Mais cet homme est dangereux! Certes, il mène la lutte contre l'exclusion, mais, ce faisant, il dévoile ce pot aux roses: d'exclus nombreux qui assument leur condition et ne veulent surtout pas s'inclure. S'il continue, il va nous couler ce bateau dans lequel on mène du monde, le bateau Lutte contre l'exclusion, il va le couler ou le dérouter, et c'est quand même un des grands croiseurs de la flotte sociale.

Cela dit, la bêtise des inclus, c'est souvent de croire que ceux qu'ils ont exclus ne rêvent que de rentrer, d'être avec eux, ensemble, de leur ressembler. Parfois, ce n'est pas une bêtise mais une ruse calculée: ils feignent de croire que ceux qu'ils ont exclus sont, de ce fait, malheureux; sinon, cela voudrait dire que le lien dont ils les ont privé ne vaut rien.
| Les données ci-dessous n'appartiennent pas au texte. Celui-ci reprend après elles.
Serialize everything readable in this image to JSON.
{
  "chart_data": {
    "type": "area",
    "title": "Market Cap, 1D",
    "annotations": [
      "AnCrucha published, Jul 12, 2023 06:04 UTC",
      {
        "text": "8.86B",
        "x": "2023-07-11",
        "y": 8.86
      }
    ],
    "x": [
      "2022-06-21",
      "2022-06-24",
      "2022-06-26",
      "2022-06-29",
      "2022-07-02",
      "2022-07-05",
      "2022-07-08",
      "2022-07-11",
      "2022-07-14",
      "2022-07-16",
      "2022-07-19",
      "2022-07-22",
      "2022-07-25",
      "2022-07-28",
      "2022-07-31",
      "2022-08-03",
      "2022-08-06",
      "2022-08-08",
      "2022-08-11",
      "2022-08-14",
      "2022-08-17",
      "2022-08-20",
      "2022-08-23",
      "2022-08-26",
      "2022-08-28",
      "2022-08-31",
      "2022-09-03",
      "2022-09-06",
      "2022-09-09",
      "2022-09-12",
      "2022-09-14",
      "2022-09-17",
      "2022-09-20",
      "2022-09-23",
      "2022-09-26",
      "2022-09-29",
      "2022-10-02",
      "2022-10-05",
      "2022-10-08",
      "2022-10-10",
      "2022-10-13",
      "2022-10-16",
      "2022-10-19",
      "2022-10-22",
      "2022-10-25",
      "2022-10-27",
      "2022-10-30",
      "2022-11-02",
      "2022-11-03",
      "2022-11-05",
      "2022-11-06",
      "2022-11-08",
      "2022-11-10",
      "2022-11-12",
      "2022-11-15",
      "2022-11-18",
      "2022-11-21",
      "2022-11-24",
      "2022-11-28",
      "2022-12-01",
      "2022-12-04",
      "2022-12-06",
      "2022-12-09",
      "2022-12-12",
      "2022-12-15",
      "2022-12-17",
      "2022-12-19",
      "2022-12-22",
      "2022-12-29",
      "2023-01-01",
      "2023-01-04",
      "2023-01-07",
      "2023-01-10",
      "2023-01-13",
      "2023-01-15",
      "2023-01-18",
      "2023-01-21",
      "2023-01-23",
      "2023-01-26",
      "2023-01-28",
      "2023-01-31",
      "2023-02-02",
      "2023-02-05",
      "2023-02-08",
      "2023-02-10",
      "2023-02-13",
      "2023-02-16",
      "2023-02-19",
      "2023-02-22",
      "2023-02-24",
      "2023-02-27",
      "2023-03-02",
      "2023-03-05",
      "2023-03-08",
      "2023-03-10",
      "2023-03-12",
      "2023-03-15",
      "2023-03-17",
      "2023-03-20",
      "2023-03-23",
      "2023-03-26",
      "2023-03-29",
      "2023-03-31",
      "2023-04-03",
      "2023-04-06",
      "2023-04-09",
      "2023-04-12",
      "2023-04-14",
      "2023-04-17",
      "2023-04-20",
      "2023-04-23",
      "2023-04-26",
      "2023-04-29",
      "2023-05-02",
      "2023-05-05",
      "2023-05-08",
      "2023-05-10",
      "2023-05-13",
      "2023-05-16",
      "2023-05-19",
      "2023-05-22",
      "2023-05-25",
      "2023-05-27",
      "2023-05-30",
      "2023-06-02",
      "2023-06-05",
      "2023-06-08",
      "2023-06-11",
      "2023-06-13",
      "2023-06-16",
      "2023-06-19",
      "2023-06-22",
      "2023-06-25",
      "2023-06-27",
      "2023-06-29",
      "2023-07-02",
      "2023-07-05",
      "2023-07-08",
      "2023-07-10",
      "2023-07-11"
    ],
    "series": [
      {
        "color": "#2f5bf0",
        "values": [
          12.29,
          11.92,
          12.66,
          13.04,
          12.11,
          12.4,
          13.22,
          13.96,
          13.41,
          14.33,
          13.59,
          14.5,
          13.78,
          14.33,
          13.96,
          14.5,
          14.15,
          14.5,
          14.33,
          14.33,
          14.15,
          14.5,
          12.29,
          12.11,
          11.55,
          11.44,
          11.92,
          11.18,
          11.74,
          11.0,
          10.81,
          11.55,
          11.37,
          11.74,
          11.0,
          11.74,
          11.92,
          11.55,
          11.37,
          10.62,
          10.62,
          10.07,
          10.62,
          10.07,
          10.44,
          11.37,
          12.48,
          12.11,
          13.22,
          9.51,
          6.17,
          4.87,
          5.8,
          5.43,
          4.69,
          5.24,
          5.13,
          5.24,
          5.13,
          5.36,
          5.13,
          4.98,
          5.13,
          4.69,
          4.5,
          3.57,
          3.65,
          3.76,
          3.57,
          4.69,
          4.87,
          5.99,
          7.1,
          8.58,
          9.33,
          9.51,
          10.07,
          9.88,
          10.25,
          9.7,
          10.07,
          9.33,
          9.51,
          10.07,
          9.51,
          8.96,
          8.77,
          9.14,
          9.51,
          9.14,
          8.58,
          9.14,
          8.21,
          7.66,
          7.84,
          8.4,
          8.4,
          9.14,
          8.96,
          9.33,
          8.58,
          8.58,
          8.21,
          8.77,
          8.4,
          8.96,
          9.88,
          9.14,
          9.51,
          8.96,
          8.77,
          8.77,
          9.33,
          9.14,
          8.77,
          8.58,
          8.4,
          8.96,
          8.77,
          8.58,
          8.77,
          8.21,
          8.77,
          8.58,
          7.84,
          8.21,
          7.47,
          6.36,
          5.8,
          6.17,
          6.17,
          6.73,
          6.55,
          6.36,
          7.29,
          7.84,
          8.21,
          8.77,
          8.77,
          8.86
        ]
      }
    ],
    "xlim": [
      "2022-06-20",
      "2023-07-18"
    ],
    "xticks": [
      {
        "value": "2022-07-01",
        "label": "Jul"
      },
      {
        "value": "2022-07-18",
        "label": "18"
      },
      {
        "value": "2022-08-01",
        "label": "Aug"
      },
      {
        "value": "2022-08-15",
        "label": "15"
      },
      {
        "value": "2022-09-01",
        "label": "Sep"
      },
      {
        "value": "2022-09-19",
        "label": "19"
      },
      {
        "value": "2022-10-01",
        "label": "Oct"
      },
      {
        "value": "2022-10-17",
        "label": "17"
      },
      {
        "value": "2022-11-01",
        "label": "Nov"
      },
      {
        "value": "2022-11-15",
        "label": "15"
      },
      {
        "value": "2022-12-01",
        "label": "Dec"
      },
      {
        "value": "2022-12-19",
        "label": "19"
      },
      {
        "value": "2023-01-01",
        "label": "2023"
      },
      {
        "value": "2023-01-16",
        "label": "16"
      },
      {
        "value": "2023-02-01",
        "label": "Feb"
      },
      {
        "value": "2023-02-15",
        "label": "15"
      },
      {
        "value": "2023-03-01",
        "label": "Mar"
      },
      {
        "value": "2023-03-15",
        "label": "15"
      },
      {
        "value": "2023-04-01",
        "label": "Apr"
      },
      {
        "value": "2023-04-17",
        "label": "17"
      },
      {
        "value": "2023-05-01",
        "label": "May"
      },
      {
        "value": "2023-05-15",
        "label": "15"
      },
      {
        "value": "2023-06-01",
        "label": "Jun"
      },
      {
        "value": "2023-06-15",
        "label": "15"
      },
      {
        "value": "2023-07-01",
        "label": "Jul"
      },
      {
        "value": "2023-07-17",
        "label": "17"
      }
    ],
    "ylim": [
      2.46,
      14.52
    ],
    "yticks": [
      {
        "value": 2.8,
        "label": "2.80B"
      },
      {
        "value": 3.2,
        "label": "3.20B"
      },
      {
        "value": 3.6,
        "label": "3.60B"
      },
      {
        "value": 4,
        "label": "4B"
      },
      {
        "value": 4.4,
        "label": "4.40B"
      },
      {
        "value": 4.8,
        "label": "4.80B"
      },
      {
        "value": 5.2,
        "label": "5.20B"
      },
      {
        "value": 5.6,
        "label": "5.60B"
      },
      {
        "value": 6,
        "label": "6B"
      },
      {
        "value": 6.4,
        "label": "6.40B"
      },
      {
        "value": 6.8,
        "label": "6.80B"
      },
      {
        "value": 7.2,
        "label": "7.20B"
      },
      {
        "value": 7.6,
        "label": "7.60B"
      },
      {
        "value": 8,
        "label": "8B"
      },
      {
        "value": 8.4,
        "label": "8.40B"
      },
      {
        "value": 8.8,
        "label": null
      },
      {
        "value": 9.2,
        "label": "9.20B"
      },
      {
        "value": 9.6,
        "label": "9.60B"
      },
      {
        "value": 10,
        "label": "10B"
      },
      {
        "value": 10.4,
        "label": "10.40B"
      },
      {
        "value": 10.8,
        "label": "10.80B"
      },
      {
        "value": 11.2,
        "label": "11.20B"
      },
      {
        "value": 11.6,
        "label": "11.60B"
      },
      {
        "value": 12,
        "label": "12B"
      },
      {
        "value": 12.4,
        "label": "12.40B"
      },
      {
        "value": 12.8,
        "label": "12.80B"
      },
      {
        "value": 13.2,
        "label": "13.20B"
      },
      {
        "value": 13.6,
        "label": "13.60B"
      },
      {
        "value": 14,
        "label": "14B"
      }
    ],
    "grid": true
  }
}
Si d'en être privé ne rend pas malheureux... Donc les inclus qui pleurent sur ceux qu'ils ont exclus (eux ou leurs pairs) ne font que se valoriser.
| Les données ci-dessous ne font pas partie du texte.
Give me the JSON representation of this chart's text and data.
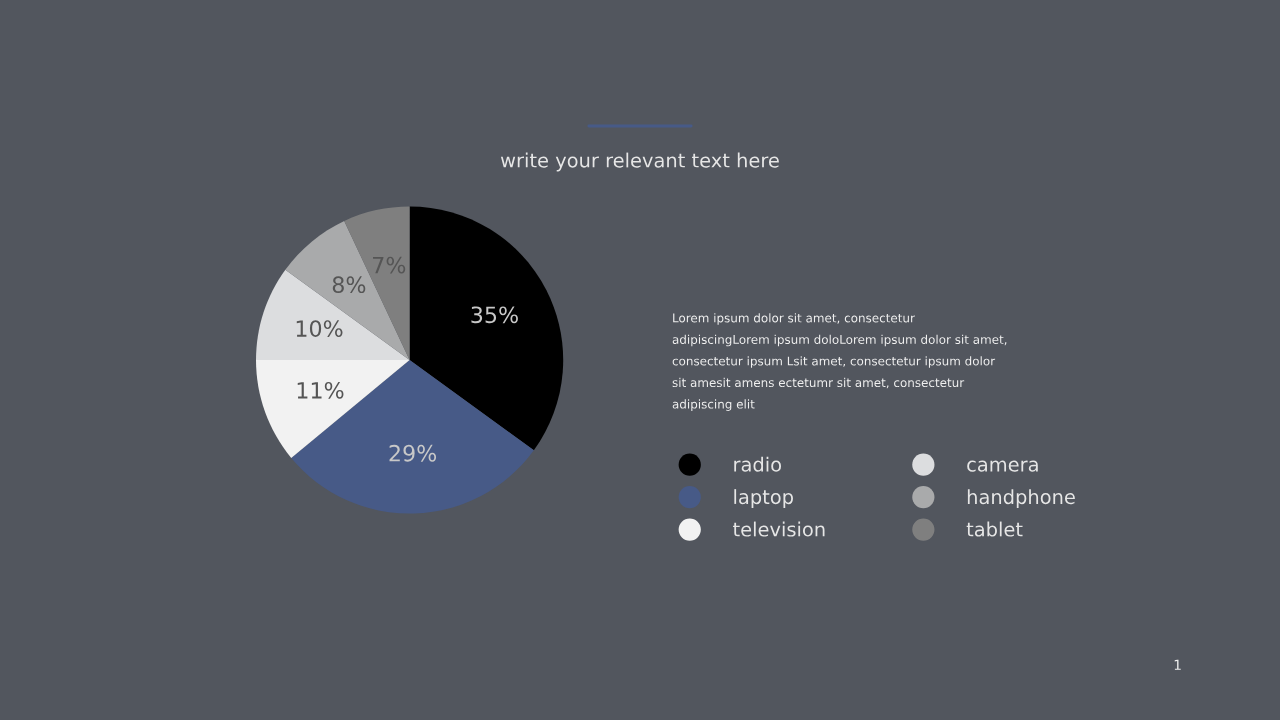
{
  "chart_data": {
    "type": "pie",
    "title": "write your relevant text here",
    "categories": [
      "radio",
      "laptop",
      "television",
      "camera",
      "handphone",
      "tablet"
    ],
    "values": [
      35,
      29,
      11,
      10,
      8,
      7
    ],
    "value_labels": [
      "35%",
      "29%",
      "11%",
      "10%",
      "8%",
      "7%"
    ],
    "colors": [
      "#000000",
      "#475a87",
      "#f2f2f2",
      "#dcdddf",
      "#a9aaab",
      "#7f7f7f"
    ],
    "legend": "right",
    "annotations": [
      "Lorem ipsum dolor sit amet, consectetur\nadipiscingLorem ipsum doloLorem ipsum dolor sit amet,\nconsectetur ipsum Lsit amet, consectetur ipsum dolor\nsit amesit amens ectetumr sit amet, consectetur\nadipiscing elit",
      "1"
    ]
  }
}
On connaît beaucoup d'exclus du jeu social qui seraient comblés s'ils avaient l'avantage des inclus tout en restant... exclus.
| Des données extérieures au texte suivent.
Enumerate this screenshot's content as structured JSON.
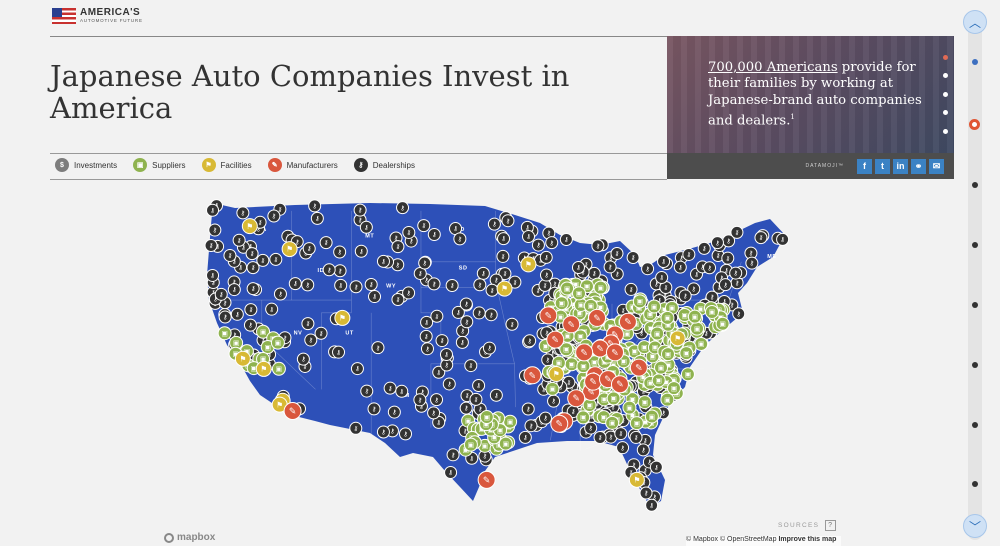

Mais laissons cela, encore que la dynamique de l'exclusion dont ce mince épisode (les exclus du parti) n'est qu'un symbole parmi d'autres, cette dynamique dont j'ai étudié la violence, a des ressorts qui dépassent de loin la puissance étrangère (l'URSS en l'occurrence) qui intervient pour qu'on écarte les membres non conformes. Il s'agit d'une puissance étrange, et familière, dont la logique totalitaire existe aussi dans les instances du jeu social, les lieux du jeu économique, quand le jeu se bloque. L'impasse a lieu dans ce que j'appelle l'entre-deux-cadres et ça se dit en termes simples: si tu n'entres pas dans mon cadre, je t'exclus; si tu y entres, je t'assimile, ou mieux: je te mange. De fait, dans le cas des partis communistes, cela répétait sur le mode du Guignol un épisode très étrange de la Révolution française - qui a beaucoup servi de modèle à tous ces mouvements d'«avant-garde» -, épisode où quiconque approchait du pouvoir et l'occupait, si peu que ce soit, avait sa tête coupée, par les suivants, qui approchaient du pouvoir et l'occupaient pour un temps, en attendant que... leur tête tombe. Là où les PC avaient le pouvoir, les têtes tombaient réellement, mais ici elles tombaient «symboliquement», sauf quand cette chute avait pour la victime un poids très lourd en raison de son transfert sur le parti.

Et donc, cet épisode de la Terreur - c'est comme ça que ça s'appelle - n'est pas simple à comprendre. Les clichés «meurtre du père» fonctionnent mal, et les schémas des historiens n'expliquent rien. Tout de même, ces libérateurs de la parole, les Robespierre, les Danton et tant d'autres, furent jugés et tués sans même avoir pu s'exprimer. Qu'est-ce qui leur prenait de venir chatouiller le groupe juste en son point de silence, en son point de refoulement maximal? Comme s'ils ignoraient qu'un groupe (collectif ou parti) est d'abord un ensemble de gens décidés à se taire sur la même chose...

Enfin, il y aurait trop à dire sur cet étrange familier qui fait des groupes des familles si étranges. Alors, juste un mot sur ce lavage du passé, ce ravalement des façades auquel on assiste. Même les PC s'y mettent après l'Eglise, la repentance... Alors, est-ce qu'affronter son passé (qui ne passe pas) c'est seulement dire qu'on le regrette? Là-dessus, l'Histoire, décidément cruelle, nous exhibe ces deux guignols cambodgiens qui ont tué pour de vrai des foules entières, des millions, et qui disent placidement: «Je regrette.» Façon qu'a l'Histoire de dire: non, messieurs, élevez le niveau de vos regrets, sinon ce n'est qu'une façon de vous ravaler la façade, de vous gratifier d'un passé propre, puisque l'autre, vous n'en voulez plus, et de vous retrouver finalement... sans passé, donc (et là l'Histoire est juste): sans avenir.

En tout cas, très peu sont dupes, sauf ceux qui ont besoin de se duper.

(1) Le 16 novembre, le PCF adoptait une résolution déclarant «nulles et non advenues toutes les sanctions, exclusions (...) effectuées à partir de conceptions politiques (...) que le PCF, en décidant sa mutation, a décidé de transformer».